Clinical and microbiological features of necrotizing fasciitis.
Brook I, Frazier EH
J Clin Microbiol. 1995;33(9):2382.
The microbiological and clinical characteristics of 83 patients with necrotizing fasciitis (NF) treated over a period of 17 years are presented. Bacterial growth was noted in 81 of 83 (98%) of specimens from patients with NF. Aerobic or facultative bacteria only were recovered in 8 (10%) specimens, anaerobic bacteria only were recovered in 18 (22%) specimens, and mixed-aerobic-anaerobic floras were recovered in 55 (68%) specimens. In total, there were 375 isolates, 105 aerobic or facultative bacteria and 270 anaerobic bacteria, for an average of 4.6 isolates per specimen. The recovery of certain bacteria from different anatomical locations correlated with their distribution in the normal flora adjacent to the infected site. Anaerobic bacteria outnumbered aerobic bacteria at all body sites, but the highest recovery rate of anaerobes was in the buttocks, trunk, neck, external genitalia, and inguinal areas.
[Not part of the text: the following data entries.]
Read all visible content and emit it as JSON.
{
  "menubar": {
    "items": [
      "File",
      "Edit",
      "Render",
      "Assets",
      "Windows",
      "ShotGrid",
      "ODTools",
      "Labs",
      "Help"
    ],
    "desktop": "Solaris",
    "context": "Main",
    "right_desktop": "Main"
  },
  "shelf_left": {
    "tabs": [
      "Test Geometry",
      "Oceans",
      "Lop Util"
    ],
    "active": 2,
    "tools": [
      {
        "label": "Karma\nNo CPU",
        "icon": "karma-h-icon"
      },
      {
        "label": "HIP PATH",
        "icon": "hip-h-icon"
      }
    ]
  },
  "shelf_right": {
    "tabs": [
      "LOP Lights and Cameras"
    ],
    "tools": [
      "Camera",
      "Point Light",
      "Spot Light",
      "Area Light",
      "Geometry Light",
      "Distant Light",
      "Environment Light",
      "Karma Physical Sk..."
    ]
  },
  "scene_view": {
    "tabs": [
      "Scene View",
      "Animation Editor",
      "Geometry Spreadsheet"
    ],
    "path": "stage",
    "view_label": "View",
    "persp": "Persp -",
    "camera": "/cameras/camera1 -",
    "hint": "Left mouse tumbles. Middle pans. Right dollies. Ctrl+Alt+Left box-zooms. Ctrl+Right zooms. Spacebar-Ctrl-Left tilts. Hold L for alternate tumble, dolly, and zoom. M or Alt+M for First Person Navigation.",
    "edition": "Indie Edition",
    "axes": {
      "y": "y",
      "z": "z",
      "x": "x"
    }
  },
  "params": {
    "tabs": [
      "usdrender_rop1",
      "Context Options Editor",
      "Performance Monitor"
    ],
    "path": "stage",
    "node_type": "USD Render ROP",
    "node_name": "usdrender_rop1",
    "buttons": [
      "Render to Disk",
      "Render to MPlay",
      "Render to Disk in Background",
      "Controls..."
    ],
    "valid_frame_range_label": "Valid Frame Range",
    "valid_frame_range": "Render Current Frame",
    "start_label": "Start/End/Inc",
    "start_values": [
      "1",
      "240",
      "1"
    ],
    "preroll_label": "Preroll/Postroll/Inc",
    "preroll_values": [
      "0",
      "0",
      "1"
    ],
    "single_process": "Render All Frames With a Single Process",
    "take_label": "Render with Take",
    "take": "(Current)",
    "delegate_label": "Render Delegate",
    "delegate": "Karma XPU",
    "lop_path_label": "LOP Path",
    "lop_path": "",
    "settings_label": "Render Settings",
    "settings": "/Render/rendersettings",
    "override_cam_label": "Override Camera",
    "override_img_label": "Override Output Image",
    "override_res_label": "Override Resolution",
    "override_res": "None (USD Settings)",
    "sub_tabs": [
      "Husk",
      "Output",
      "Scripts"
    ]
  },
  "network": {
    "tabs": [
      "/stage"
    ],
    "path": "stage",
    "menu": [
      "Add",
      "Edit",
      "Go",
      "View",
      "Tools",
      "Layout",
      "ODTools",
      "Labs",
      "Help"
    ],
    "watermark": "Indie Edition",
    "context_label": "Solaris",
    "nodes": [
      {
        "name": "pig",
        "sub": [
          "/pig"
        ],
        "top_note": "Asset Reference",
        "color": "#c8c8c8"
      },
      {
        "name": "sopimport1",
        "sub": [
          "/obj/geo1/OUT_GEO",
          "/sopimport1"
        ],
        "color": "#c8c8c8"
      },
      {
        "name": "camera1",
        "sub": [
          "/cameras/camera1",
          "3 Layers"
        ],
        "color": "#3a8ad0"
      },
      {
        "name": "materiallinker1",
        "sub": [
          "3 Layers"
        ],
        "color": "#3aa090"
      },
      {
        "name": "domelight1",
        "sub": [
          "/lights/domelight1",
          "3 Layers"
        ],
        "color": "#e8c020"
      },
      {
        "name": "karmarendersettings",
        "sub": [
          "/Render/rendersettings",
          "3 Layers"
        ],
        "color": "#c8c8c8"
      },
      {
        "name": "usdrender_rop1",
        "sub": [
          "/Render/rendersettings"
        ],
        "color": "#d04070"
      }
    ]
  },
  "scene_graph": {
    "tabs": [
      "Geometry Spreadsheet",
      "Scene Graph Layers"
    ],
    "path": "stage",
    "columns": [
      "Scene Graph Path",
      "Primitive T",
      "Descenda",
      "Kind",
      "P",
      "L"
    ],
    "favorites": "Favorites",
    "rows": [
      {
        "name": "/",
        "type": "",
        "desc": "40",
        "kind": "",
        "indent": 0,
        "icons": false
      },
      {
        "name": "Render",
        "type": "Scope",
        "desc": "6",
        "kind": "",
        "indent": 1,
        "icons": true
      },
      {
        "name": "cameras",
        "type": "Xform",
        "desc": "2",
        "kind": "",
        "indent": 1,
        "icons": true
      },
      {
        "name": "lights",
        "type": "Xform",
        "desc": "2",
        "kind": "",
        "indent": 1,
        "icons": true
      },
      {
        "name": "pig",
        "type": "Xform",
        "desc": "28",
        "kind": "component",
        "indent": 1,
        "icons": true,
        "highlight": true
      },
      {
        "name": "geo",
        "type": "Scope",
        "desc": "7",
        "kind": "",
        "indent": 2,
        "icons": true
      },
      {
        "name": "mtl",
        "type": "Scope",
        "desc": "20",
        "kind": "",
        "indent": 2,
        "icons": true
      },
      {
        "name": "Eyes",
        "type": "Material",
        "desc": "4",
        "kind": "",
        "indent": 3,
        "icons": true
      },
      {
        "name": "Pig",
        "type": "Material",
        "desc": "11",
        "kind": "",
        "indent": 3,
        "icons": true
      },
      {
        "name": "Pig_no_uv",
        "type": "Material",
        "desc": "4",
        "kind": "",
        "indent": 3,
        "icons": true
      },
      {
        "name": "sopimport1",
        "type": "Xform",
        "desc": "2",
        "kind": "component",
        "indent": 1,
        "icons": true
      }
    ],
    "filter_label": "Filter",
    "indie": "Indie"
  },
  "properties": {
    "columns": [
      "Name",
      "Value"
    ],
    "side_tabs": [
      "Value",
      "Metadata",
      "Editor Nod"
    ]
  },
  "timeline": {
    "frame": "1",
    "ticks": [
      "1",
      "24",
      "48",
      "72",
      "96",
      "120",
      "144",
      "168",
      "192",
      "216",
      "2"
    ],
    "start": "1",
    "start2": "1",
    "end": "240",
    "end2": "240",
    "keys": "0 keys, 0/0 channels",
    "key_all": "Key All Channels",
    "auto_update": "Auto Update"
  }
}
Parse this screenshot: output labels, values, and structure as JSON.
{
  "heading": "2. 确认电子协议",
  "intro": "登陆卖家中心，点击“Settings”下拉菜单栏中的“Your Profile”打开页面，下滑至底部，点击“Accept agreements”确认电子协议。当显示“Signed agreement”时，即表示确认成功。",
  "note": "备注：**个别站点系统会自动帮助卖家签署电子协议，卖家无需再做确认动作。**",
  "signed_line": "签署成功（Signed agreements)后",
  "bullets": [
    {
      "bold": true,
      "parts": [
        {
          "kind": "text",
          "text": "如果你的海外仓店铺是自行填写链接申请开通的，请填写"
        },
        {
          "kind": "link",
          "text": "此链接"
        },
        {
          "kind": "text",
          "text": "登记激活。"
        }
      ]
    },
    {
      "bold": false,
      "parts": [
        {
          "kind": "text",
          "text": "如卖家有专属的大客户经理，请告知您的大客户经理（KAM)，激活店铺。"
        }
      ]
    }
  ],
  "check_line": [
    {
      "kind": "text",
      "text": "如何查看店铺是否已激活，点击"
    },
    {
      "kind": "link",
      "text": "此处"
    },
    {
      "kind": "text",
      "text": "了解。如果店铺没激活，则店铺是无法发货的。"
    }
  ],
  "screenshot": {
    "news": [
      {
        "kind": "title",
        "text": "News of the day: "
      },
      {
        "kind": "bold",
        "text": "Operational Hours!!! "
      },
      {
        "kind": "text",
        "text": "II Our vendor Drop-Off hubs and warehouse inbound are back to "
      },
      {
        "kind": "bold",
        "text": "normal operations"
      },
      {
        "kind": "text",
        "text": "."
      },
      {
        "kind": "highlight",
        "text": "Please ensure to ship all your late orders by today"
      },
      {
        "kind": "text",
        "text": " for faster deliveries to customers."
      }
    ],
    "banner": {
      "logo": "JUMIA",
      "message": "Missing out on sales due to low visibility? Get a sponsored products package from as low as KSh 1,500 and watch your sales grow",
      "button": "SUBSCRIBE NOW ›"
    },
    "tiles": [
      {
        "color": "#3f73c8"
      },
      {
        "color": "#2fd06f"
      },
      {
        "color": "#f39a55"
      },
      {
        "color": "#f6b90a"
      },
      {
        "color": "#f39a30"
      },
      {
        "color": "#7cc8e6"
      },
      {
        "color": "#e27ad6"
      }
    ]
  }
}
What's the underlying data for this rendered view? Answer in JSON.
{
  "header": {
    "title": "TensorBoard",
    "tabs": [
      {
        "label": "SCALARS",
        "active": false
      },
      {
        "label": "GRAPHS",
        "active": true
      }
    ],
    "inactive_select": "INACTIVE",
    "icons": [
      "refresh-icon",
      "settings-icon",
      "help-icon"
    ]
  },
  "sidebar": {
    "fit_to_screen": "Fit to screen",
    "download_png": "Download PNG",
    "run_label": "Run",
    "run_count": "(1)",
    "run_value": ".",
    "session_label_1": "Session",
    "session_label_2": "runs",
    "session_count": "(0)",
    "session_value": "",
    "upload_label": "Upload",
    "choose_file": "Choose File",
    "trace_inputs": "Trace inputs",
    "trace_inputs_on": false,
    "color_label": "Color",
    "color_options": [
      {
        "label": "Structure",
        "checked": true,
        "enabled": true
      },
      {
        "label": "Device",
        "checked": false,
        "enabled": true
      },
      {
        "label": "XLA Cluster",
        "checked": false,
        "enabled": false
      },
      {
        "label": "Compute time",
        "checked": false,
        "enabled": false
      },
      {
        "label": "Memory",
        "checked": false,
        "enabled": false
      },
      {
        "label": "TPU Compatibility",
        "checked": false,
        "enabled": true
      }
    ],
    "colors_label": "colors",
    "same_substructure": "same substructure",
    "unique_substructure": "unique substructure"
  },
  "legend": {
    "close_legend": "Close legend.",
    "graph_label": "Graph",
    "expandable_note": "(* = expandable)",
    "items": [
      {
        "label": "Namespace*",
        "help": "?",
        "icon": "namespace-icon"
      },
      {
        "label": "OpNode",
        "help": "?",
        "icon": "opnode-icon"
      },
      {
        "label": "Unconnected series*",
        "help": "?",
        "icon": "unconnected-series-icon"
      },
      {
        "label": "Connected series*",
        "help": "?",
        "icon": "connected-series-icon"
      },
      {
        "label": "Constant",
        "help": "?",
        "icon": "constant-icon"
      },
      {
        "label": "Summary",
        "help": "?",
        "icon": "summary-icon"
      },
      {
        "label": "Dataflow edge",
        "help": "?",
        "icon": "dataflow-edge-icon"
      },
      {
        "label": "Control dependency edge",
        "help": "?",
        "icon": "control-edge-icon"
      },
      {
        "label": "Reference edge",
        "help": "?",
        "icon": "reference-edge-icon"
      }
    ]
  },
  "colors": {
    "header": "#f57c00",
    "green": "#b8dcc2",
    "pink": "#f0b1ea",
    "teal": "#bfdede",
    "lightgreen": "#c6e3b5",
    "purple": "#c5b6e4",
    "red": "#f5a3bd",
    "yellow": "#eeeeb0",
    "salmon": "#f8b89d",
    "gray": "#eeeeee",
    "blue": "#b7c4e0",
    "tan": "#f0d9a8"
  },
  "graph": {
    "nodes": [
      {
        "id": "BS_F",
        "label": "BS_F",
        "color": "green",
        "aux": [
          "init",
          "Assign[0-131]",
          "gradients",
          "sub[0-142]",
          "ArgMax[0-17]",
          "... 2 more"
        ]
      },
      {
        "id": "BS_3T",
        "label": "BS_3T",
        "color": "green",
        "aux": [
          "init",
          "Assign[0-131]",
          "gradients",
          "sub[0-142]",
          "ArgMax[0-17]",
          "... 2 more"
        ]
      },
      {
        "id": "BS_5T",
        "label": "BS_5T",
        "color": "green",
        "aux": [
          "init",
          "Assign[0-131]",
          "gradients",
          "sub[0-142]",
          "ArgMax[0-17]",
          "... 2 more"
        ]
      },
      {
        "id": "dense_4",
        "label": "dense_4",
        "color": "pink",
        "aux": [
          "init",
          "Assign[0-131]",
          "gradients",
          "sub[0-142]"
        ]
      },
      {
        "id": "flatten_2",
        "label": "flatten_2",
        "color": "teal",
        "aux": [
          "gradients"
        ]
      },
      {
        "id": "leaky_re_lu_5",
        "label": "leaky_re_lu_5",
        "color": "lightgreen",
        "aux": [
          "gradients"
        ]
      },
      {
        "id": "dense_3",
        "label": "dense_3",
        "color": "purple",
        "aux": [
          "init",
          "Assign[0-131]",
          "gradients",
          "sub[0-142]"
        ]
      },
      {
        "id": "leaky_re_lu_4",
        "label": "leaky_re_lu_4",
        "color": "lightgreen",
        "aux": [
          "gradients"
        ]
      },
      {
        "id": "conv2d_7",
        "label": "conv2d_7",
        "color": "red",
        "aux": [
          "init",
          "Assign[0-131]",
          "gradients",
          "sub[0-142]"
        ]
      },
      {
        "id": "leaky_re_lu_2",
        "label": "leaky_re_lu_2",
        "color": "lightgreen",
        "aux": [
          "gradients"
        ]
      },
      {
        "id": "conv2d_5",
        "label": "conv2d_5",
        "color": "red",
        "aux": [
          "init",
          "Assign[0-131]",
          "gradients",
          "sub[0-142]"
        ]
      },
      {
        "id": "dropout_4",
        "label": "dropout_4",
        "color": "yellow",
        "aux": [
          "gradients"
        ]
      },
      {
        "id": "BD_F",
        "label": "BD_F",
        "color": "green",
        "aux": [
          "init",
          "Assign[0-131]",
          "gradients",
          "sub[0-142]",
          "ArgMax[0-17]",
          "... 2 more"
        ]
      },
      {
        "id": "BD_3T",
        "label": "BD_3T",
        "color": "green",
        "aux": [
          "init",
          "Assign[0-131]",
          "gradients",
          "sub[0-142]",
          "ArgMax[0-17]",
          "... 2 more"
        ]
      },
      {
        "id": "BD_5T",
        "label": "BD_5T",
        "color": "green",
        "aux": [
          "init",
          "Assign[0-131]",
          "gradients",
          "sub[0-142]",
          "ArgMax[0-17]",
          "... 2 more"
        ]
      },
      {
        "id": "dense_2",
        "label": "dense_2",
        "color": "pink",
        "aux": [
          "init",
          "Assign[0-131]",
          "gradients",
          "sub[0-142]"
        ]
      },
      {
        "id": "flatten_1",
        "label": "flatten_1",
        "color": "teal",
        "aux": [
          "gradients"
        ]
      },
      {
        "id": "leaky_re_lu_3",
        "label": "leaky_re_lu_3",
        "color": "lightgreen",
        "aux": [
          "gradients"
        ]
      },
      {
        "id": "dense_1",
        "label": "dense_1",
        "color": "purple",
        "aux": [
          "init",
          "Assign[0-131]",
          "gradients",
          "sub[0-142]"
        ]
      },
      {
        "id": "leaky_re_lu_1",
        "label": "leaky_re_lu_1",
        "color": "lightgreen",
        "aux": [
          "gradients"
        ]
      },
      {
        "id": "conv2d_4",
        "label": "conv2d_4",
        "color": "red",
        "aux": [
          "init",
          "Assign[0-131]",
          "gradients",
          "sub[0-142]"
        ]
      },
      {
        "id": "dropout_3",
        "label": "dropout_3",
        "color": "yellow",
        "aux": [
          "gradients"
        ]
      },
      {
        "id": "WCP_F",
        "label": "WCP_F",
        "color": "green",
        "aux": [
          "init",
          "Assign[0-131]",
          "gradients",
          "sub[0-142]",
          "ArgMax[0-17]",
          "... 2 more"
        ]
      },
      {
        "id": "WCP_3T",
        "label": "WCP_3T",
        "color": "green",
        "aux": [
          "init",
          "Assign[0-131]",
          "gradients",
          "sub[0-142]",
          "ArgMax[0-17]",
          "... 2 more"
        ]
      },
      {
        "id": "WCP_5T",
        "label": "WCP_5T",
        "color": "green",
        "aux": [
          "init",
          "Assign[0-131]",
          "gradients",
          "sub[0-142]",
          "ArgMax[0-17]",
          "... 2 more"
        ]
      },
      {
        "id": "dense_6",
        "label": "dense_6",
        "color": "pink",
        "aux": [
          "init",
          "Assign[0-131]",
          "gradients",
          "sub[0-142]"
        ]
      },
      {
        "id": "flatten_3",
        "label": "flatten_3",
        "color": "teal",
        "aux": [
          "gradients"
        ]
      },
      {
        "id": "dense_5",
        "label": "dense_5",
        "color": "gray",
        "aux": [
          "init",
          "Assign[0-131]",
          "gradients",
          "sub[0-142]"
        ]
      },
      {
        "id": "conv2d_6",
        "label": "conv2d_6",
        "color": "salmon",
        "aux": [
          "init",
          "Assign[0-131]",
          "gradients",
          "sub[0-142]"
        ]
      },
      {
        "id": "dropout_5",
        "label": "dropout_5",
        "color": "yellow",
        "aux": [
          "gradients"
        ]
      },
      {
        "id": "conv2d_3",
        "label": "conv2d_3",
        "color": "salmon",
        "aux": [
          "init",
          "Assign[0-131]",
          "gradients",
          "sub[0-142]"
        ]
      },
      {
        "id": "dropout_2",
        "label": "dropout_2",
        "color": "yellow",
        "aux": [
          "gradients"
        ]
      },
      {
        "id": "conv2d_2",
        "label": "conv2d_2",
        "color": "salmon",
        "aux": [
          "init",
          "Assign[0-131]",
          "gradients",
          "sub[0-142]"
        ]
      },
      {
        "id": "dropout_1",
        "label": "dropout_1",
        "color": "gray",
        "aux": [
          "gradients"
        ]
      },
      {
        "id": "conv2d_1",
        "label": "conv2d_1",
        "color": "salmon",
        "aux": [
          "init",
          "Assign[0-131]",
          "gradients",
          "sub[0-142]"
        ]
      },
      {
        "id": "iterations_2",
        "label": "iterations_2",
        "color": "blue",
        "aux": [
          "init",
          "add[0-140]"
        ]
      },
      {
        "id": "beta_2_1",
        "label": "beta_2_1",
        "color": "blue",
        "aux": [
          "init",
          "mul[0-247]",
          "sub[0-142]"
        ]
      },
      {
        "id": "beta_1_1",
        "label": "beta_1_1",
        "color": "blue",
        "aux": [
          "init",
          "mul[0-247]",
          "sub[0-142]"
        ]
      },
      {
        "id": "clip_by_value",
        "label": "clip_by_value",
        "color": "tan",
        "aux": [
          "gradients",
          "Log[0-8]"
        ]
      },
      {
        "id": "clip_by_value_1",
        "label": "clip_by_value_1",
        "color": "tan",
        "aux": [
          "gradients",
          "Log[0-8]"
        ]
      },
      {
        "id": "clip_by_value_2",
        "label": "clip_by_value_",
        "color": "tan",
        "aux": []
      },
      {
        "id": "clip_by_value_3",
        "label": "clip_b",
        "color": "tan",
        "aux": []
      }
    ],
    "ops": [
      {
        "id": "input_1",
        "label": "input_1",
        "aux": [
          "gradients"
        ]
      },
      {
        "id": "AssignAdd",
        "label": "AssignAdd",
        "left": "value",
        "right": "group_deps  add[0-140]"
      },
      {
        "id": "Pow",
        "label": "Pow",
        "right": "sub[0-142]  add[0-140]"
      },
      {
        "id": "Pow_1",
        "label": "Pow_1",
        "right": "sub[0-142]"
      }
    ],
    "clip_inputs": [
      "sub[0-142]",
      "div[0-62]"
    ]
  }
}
The predominant aerobes were Staphylococcus aureus (n = 14 isolates), Escherichia coli (n = 12), and group A streptococci (n = 8). The predominant anaerobes were Peptostreptococcus spp. (n = 101), Prevotella and Porphyromonas spp. (n = 40), Bacteroides fragilis group (n = 36), and Clostridium spp. (n = 23). Certain clinical findings correlated with some bacteria: edema with B. fragilis group, Clostridium spp., S. aureus, Prevotella spp. and group A streptococci; gas and crepitation in tissues with members of the family Enterobacteriaceae and Clostridium spp.; and foul odor with Bacteroides spp. Certain predisposing conditions correlated with some organisms: trauma with Clostridium spp.; diabetes with Bacteroides spp., members of the family Enterobacteriaceae, and S. aureus; and immunosuppression and malignancy with Pseudomonas spp. and members of the family Enterobacteriaceae. These data highlight the polymicrobial nature of NF.
Department of Pediatrics and Infectious Diseases, Navy Hospital, Bethesda, Maryland, USA.